The Melech staff and several families whose loved ones were at the facility on installation day purposely came outdoors to laud Robert and his selected group of Scout buddies who painstakingly placed the feeders in strategic spots throughout the campus.

“They said they were very nice and as we were leaving the facility I could see them walking around and enjoying them,” said Robert, who also noted they joyful accepted the responsibility of keeping each birdfeeder supplied with feed and water.

Robert admitted his leadership skills were lacking at the beginning of the project.

“During the first part when we were staining the posts I tried to be too hands on, but when it came to the installation I learned to delegate to other people,” he said.

His mom, who was on site along with his dad, said it was impressive to see the improvement.

“He really stepped up and delegated roles,” Joanne Clements said.

Janis Tucci, the Melech Hospice House manager described Robert as a “very thoughtful young man.”

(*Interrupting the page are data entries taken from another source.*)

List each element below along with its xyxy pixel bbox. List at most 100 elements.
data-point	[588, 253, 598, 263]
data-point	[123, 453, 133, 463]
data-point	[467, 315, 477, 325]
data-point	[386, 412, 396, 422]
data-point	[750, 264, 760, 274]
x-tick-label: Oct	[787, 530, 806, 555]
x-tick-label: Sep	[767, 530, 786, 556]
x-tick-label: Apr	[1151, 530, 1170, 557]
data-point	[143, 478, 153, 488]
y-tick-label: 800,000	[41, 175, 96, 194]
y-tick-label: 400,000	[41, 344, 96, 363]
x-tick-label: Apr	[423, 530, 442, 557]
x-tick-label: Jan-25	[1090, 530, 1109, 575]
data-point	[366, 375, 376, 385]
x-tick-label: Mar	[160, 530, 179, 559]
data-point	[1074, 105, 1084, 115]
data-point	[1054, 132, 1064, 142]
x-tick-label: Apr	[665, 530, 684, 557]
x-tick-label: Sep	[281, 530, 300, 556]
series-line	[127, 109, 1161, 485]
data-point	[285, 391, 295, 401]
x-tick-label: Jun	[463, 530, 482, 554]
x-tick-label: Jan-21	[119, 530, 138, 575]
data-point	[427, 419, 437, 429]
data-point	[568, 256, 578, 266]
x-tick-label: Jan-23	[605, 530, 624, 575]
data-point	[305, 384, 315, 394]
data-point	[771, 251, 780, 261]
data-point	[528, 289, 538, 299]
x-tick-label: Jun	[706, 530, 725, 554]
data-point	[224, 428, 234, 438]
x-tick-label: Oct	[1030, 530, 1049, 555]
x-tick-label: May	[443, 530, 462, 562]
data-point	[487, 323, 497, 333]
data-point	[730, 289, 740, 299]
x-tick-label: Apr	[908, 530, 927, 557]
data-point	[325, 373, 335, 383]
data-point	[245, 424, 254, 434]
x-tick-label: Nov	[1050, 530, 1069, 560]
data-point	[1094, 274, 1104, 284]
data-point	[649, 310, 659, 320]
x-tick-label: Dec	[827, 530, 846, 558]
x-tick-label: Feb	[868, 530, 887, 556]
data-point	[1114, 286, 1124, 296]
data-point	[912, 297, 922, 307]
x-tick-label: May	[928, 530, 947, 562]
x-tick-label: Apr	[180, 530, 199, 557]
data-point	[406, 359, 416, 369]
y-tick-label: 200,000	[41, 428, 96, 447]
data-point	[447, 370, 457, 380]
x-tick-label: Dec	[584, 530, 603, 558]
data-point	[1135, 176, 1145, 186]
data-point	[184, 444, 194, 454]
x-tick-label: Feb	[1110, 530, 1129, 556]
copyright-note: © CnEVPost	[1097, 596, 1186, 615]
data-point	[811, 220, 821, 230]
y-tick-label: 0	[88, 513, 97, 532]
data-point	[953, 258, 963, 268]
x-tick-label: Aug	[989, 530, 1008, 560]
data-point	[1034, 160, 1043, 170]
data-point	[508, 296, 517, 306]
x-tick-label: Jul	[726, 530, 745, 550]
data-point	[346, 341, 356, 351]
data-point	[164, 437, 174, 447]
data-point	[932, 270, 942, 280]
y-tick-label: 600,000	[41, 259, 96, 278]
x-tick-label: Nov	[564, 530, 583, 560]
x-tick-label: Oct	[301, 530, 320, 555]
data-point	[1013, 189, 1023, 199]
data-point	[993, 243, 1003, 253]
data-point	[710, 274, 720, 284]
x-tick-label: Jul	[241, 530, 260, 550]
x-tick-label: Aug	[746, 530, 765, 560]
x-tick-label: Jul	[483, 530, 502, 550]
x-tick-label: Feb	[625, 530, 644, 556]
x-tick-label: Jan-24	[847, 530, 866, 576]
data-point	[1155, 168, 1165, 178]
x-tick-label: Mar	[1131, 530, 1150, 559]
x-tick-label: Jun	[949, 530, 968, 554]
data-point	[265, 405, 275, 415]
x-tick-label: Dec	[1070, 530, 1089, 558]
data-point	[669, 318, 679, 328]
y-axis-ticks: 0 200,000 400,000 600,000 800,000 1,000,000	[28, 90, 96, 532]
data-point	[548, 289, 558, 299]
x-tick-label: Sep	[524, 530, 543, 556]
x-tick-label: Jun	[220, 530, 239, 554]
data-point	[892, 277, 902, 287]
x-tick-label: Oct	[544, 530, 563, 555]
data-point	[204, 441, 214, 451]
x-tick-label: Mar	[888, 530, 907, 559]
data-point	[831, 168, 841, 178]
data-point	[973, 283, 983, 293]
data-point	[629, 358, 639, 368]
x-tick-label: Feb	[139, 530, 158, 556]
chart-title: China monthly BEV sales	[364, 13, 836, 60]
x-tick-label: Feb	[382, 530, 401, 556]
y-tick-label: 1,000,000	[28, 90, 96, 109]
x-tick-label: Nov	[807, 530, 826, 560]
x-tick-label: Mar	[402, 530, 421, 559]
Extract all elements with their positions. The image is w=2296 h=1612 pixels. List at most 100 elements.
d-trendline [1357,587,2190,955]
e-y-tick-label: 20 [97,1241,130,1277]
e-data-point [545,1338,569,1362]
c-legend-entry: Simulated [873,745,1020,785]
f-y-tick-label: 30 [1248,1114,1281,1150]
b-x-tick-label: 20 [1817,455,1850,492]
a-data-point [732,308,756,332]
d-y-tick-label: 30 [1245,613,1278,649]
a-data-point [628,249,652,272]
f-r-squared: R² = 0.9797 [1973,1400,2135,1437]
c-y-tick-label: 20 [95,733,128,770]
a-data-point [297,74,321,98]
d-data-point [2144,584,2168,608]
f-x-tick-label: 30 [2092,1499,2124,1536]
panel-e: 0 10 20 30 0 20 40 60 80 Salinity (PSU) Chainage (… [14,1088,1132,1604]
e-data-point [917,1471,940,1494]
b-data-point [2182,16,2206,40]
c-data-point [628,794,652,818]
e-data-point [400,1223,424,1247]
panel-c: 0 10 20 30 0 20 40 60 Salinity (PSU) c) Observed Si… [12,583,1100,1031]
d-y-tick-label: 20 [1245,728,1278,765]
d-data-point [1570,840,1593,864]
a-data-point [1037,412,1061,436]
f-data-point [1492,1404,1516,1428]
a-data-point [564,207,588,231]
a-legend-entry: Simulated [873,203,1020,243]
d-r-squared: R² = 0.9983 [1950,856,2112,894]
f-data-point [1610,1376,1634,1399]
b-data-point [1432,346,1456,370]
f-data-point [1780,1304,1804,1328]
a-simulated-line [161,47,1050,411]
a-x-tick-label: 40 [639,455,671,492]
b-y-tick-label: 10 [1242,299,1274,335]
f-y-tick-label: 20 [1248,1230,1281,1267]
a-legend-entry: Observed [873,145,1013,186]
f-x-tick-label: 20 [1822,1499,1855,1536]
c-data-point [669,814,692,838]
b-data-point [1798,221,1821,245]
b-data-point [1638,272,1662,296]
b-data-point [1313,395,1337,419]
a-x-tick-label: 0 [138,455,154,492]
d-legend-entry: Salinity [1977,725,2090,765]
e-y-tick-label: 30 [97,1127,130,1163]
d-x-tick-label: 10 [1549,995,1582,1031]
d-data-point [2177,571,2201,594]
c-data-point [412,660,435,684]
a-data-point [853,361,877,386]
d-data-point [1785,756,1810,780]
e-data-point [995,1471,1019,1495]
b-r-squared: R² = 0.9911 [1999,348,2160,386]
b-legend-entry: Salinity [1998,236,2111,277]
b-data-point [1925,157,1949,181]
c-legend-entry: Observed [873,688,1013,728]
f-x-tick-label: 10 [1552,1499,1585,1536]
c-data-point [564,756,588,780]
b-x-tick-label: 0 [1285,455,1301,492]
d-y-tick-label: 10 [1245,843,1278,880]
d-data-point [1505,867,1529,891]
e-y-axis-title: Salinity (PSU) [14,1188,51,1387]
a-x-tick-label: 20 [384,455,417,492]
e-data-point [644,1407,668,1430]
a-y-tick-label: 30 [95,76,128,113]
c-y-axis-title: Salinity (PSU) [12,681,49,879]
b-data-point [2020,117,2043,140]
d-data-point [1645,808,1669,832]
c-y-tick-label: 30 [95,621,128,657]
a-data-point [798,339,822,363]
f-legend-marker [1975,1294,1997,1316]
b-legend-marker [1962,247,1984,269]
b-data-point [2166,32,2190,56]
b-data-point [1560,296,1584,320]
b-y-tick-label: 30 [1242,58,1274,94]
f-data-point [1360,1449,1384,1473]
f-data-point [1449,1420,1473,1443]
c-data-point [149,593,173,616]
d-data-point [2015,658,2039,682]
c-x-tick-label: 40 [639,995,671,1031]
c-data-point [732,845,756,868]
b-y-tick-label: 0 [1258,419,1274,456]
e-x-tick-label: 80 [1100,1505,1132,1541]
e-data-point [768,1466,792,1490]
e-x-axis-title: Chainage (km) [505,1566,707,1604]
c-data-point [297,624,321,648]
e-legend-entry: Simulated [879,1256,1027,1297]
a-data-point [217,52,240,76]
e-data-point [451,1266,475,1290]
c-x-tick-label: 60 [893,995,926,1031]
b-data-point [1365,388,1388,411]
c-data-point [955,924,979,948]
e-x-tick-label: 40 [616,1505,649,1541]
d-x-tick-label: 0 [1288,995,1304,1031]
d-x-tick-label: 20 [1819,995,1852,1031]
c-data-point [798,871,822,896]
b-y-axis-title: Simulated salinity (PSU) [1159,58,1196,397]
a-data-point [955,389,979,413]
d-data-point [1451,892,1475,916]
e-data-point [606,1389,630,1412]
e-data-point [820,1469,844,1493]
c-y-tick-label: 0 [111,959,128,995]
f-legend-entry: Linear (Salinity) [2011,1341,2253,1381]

“He was very organized and so focused on helping other people,” she said.

And in Tucci’s view, the birdfeeders have added a dimension that well fits the facility’s serene, mainly secluded environment.

“They have brought a lot of pleasure to our families. And the ducks from our pond must feel the same way because they have begun to feed under the birdfeeders,” she mused.

Robert, who along with several other Troop 53 Scouts devoted 234 hours to the project, is awaiting a review and anticipated approval of his project from Boy Scouts of America Gulf Ridge Council officials. He’s hopeful his Eagle Scout anointing will follow.

In the meantime, he keeps busy with his workload at Plant High, where his weighted grade point average is 4.1. He plans to go on to college but hasn’t yet decided whether he’ll major in engineering or some form of law.

“I have a wide range of interests,” he said.

Robert is also involved in DeMolay, a Masonic organization for young men between the ages of 12 and 21, and he’s a member of his school’s rowing team in which he recently earned third place in a national competition.

He admits it is often a challenge to juggle the demands of school work with all of his extracurricular activities.

“But it will pay off in the long run,” he said.